I get to the ER at about 9 pm, where Owen is waiting to be taken in for a CAT scan. They take him for a scan at 10 pm and he's back by 10:20. 90 minutes later [our hospital's version of 30 minutes] we hear word that Owen's appendix is in the early stages of inflammation and that he will be admitted for an appendectomy. But alas, there are no available beds upstairs yet, so we endure listening to a pregnant crack mom alternating between screaming and laughing hysterically and the cries of a newborn-sounding baby [both sad]. And since I drank a Pepsi at midnight in an effort to have one of us coherent throughout all this, I am wide awake. Wide. Awake. I turn off the lights and close the door so that Owen can rest, and I perch on my hard plastic chair and lean over to lay my head on the end of his gurney. Really comfortable. But at least I don't have appendicitis, I remind myself.

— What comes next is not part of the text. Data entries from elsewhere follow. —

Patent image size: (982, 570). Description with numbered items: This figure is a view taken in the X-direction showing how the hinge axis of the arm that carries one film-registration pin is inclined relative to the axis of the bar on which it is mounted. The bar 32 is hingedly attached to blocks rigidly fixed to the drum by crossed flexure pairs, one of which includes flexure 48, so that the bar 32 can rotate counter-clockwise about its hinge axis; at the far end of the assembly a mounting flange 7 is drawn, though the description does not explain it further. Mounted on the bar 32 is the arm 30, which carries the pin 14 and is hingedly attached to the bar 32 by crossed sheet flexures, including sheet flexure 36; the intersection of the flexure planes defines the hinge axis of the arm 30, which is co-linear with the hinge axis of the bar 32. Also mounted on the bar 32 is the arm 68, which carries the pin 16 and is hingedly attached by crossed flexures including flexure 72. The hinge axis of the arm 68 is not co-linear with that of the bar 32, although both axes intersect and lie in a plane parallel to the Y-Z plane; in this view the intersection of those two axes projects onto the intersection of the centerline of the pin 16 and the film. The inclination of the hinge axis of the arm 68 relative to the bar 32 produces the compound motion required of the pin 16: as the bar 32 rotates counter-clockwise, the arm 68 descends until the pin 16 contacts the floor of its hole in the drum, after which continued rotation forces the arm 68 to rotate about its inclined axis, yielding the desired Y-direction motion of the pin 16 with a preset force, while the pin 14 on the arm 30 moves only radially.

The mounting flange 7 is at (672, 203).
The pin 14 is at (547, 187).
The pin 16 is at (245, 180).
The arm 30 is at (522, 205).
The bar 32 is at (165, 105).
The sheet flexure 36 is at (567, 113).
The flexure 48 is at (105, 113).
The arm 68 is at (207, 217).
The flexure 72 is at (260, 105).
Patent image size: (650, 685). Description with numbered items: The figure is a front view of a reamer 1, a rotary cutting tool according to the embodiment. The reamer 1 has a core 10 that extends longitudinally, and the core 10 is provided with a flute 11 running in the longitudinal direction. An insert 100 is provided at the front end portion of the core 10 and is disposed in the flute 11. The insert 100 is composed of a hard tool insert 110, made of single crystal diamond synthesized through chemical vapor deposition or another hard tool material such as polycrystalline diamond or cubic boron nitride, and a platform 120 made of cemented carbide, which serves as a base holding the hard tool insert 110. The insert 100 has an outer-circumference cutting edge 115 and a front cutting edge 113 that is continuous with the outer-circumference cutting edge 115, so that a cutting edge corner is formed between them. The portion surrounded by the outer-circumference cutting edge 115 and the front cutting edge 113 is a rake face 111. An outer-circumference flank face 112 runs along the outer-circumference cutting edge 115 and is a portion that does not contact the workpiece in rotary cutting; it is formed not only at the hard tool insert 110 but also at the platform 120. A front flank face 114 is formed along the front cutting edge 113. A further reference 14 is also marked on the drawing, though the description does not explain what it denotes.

Just after 2 am [and about 10 minutes after I finish praying for a room to become available] we are taken up to Owen's room. Or should I say deluxe suite, because I have rarely seen such a nice hospital room. Evidently our hospital has a newly renovated wing of upscale rooms. Since there were no other beds available [and since Owen's ailment is of the non-communicable variety] he was able to use a room there as overflow. The room was huge. And nice. There was a nice sleep-chair and a padded window seat that could be used to rest on. And they offered me blankets, sheets, and pillows. Unlike the time 3 years ago when I spent 17 days in the hospital, and my poor mother and husband had to beg, borrow, or steal even a crappy blanket to use in the crappy chair in my crappy hovel of a room. Not that I'm bitter about it. I even took pictures [of Owen's room, not my crappy one]; they're back up at the beginning.
They come for Owen at 5:30 am and surgery is at 6, where everything goes very well. He's back up in his room at a little before 8 am. My parents and sister-in-law Ana save the day for me by getting kids to school [parents] and watching Collin for the day so he doesn't have to hang out at the hospital [Ana]. Owen did really well after surgery. We were worried that the anesthesia may cause him nausea [as had happened in the past] but he was great. He was actually discharged that same night at around 8 pm. He could have gone sooner, but I had to attend Back to School Night for the kids before I could get back to the hospital.
And he's still improving every day. He laid low from work this week [and got out of 2 days of working in 100 degree plus humid heat at the church vineyard-excellent timing] but has been up and around at home a lot. He's tender, and can't do much lifting, but because the surgery was done laparoscopically, his recovery will be quick. So, that's been the highlight of this week! I'd planned on posting earlier, but Owen has been spending most of his convalescence in front of the computer. Thanks to everyone who called and emailed-we appreciate your concern!




3 comments:

Megan said...

I'm so glad that he's healing well. Nice that they did it laproscopically. Sounds like his experience was a little bit different than yours when you had Collin;) Tell him hi for me!

Anonymous said...

I am glad that Owen Is fine, but I am curious as to what happened when you had Collin?

aisha said...

When I had Collin I was in the hospital [the first time] for 12 days before they figured out that I was running a fever because of an infection in my c-section wound. They fixed that, but no sooner did I get home but I wake up a day and a half later in the middle of the night, soaked in blood. I went back to the hospital, where I stayed for another 5 days to recuperate from a hysterectomy because the hemorrhaging just wouldn't stop. When I was discharged I had the added bonus of having my wound left open and needing to be repacked with gauze every day, since they cannot close up a wound that has had an infection in it. The whole experience was just miserable.